Ranu Coleman: Actually, no. We do work with influencers and it has been good for us from a brand awareness side, but we really work with them like 95% of the time via trade. That’s mainly because it’s a big purchase. It’s not like we’re giving them a t-shirt. So we’re giving them a free bridal down in exchange for social coverage. We prefer going that route because I think in general, it’s more authentic, it’s more organic, and we know that these people who are coming to us for a bridal gown truly love our brand.

So that has kind of been our route when it comes to working with influencers. It’s a little different when it’s a bridesmaid’s dress. There’s a little bit more flexibility there. And a lot of times when it’s a bride, it’s a bit of a one and done, and we’re never really going to work with them again. But on the bridesmaid side, a lot of times they end up kind of showing our dresses more as special occasion ware, and then in that case, we’ve worked with them, on an ongoing basis, which has been good.

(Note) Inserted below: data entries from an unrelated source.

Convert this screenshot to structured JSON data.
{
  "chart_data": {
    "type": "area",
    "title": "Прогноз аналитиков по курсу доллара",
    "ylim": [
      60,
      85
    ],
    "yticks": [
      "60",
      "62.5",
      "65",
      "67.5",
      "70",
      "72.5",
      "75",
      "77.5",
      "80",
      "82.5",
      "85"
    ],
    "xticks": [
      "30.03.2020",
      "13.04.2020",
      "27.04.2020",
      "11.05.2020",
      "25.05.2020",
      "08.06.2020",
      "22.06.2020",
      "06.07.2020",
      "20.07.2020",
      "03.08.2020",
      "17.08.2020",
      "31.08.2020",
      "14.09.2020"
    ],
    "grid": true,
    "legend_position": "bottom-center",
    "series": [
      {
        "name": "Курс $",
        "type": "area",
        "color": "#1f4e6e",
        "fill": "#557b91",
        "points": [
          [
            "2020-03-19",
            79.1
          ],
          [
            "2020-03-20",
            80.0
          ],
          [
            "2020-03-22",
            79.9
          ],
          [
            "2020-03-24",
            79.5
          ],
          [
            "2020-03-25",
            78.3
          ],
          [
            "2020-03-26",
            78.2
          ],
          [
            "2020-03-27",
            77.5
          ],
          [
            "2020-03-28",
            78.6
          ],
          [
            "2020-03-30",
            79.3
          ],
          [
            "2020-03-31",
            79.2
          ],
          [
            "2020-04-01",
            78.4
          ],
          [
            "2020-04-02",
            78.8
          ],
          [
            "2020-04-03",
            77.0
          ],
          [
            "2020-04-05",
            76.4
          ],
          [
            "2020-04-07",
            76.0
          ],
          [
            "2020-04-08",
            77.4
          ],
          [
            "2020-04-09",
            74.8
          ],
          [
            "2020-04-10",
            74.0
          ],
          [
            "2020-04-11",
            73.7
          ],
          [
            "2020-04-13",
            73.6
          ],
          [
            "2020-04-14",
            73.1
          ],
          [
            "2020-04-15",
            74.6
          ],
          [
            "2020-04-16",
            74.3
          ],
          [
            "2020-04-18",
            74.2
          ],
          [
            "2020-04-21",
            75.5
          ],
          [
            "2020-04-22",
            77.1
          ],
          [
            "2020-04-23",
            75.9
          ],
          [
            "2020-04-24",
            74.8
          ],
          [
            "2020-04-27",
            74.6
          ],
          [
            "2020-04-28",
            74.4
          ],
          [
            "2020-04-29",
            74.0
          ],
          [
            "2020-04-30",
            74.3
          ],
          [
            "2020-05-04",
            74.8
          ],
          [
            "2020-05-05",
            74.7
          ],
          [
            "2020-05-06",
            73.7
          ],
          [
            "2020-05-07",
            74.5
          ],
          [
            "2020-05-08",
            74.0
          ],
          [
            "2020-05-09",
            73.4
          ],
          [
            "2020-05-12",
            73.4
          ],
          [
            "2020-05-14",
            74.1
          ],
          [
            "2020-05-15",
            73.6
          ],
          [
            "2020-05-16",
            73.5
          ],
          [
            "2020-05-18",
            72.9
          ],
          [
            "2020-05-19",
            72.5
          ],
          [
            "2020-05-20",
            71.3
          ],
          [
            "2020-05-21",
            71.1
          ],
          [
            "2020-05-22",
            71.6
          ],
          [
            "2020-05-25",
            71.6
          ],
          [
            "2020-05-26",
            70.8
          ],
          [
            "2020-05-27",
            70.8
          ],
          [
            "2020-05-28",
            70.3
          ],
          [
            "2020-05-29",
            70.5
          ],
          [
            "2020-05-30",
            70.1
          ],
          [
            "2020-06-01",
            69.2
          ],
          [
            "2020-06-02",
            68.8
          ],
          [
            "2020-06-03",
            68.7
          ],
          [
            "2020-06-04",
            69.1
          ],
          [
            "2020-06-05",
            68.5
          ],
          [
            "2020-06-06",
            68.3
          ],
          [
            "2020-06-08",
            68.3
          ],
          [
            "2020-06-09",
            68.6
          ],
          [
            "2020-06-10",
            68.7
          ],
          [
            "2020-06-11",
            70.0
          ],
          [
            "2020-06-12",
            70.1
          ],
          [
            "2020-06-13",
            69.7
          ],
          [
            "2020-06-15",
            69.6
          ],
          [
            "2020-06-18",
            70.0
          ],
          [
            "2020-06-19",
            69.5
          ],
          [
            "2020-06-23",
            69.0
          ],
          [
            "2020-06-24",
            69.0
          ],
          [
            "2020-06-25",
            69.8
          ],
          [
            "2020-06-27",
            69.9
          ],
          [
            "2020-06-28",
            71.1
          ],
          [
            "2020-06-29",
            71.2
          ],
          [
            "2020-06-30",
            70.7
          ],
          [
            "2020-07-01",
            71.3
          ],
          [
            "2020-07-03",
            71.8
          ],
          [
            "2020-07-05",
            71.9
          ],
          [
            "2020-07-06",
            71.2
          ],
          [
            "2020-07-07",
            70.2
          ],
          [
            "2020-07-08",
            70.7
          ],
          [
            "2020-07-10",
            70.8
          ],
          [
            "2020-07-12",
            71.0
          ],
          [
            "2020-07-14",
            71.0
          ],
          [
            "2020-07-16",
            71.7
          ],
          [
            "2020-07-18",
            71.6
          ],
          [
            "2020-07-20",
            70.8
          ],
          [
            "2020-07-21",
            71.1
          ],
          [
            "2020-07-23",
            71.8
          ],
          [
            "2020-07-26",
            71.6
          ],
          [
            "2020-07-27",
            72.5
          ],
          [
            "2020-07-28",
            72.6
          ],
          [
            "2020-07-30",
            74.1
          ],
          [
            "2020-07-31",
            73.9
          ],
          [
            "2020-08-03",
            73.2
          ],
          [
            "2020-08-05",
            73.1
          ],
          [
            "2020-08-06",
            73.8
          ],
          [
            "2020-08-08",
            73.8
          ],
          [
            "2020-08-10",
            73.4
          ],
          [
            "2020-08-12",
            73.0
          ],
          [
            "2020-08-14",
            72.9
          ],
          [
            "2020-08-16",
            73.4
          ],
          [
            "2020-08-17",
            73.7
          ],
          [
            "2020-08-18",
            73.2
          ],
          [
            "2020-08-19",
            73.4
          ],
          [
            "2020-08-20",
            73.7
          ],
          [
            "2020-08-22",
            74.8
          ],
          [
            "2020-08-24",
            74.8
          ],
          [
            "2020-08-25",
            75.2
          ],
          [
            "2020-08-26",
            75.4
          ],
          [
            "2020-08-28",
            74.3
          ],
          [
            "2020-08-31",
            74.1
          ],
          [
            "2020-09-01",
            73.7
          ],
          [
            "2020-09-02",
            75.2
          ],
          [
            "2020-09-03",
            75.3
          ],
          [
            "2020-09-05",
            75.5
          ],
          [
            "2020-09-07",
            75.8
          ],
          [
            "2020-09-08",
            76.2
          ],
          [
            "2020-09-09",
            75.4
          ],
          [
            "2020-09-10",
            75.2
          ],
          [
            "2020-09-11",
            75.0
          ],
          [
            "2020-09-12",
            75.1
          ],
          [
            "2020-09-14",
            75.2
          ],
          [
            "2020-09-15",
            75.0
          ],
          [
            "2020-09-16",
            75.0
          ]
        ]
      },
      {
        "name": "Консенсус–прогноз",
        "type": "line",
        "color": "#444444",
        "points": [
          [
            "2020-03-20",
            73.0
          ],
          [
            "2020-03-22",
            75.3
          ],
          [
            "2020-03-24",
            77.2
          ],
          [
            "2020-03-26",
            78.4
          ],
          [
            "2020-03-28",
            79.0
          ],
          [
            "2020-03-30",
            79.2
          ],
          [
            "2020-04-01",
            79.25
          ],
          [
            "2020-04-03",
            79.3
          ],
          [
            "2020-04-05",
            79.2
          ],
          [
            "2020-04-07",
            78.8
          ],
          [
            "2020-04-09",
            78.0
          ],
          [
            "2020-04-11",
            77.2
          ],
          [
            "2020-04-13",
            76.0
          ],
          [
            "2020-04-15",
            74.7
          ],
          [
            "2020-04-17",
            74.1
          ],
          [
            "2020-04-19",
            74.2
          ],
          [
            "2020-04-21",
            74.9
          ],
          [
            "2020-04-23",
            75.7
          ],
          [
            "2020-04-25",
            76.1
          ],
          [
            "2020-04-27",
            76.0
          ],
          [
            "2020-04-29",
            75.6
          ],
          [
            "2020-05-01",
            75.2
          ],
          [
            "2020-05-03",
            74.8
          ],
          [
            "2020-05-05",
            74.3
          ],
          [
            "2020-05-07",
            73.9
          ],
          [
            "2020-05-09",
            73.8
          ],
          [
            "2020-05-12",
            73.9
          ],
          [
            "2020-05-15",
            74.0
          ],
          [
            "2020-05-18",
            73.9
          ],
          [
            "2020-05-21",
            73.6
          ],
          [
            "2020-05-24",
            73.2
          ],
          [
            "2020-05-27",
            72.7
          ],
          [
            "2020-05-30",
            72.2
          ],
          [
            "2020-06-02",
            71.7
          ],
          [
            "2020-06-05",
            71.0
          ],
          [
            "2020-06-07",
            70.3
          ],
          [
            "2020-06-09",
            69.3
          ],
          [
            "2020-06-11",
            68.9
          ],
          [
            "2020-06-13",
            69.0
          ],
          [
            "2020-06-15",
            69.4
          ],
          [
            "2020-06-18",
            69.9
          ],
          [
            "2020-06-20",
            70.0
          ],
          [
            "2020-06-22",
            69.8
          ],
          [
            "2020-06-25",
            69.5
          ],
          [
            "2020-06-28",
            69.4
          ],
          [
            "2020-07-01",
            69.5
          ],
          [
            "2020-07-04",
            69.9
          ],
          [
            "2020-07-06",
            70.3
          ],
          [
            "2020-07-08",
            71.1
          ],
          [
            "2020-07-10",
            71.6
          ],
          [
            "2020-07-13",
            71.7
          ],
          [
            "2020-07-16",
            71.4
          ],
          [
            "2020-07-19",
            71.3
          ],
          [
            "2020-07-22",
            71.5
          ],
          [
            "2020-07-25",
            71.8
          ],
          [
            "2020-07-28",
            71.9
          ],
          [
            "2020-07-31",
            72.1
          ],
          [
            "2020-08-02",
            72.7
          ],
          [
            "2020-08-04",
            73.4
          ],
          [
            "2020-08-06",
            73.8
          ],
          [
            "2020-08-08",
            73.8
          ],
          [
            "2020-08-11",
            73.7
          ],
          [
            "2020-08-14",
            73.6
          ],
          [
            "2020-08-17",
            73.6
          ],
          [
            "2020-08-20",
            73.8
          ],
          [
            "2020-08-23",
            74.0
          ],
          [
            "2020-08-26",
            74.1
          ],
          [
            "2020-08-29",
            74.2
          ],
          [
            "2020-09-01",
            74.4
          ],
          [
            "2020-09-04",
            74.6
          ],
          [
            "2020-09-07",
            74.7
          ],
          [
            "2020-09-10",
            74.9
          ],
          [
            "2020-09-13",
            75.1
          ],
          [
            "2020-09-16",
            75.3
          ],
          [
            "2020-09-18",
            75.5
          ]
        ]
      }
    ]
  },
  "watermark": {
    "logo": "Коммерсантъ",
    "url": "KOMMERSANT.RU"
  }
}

Sherri Langburt: It definitely makes sense. And when you do organically work with these influencers, I’m sure you get a ton of requests.

How do you vet them and select the ones that you want to work with? Is that based on reach? Is it based on aesthetic, category?

Ranu Coleman: Honestly, it’s usually based off of, for one, they really need to meet our target demographic. And the other is mainly engagement. I feel like for us, that’s always been the most important. Not too much of an aesthetic, but just more, do they align with our brand and do we feel like this is a good mutually beneficial partnership for us?

Looking back on your career, whether it’s here or elsewhere, what has been your most successful or favorite influencer marketing campaign that you’ve done?

Ranu Coleman: We did one, we did a marketing campaign at Azazie in 2019. It was called An Enchanted Evening. And what we did is we gifted influencers a dress and we encourage them to wear it and describe their ideal enchanted evening. It was just very fun. We had a few talk about what makes a date night special. Some took pictures in Little Italy in our dress. Some of them, we saw some of them in like Secret Garden in Central Park. It was really great because I think it made us realize that we can repurpose our bridesmaids dresses and really show them in a way that, hey, it’s a bridesmaid’s dress, but you can still wear it other places.

And it actually really helped us from, for one a sales perspective. But also, we just had a lot more influencers want to work with us after that campaign, because I think before they would just look at the dress, as like, okay, it’s like a chiffon dress. I’m not going to wear this again after I wear it as a bridesmaid, but we came out with actually a lot more styles to that were velvet and like jumpsuits and just styles that were a little bit more versatile, but I love that campaign because I just thought the whole kind of vibe and energy was really great. And I think it just opened up a lot of doors for us.

Sherri Langburt: Yeah. It’s amazing to see the feedback and the creativity from the influencers, but also for us, we get a lot of people saying, can we do surveys or polls with influencers or even focus groups, because it ends up bringing so much of new ideas and product ideas to our partners.

What do you think are bridal trend predictions for 2021?

Ranu Coleman: What we feel like is going to be big is 90s inspired, bridal ware. Very modern, very unique. I think you’ll see a lot of slip dresses, very reminiscent of like Kate Moss’s style in the 90s. We still see a lot of bridal capes. I definitely think shorter styles are still going to be really popular because I still think there’s going to be a lot of smaller weddings in 2021. So you’ll definitely see shorter looks for a elopements and those type of events.

What is exciting in your plans for Azazie in the new year?

Ranu Coleman: So the new year for us is actually engagement season. Our sales go up dramatically around that time. I think our plan really is to launch some new product categories. We have some things in the works, and just from like, a social marketing side, we definitely want to run some large scale giveaways and partner with some other bridal brands and do some cross collaborations around engagement season.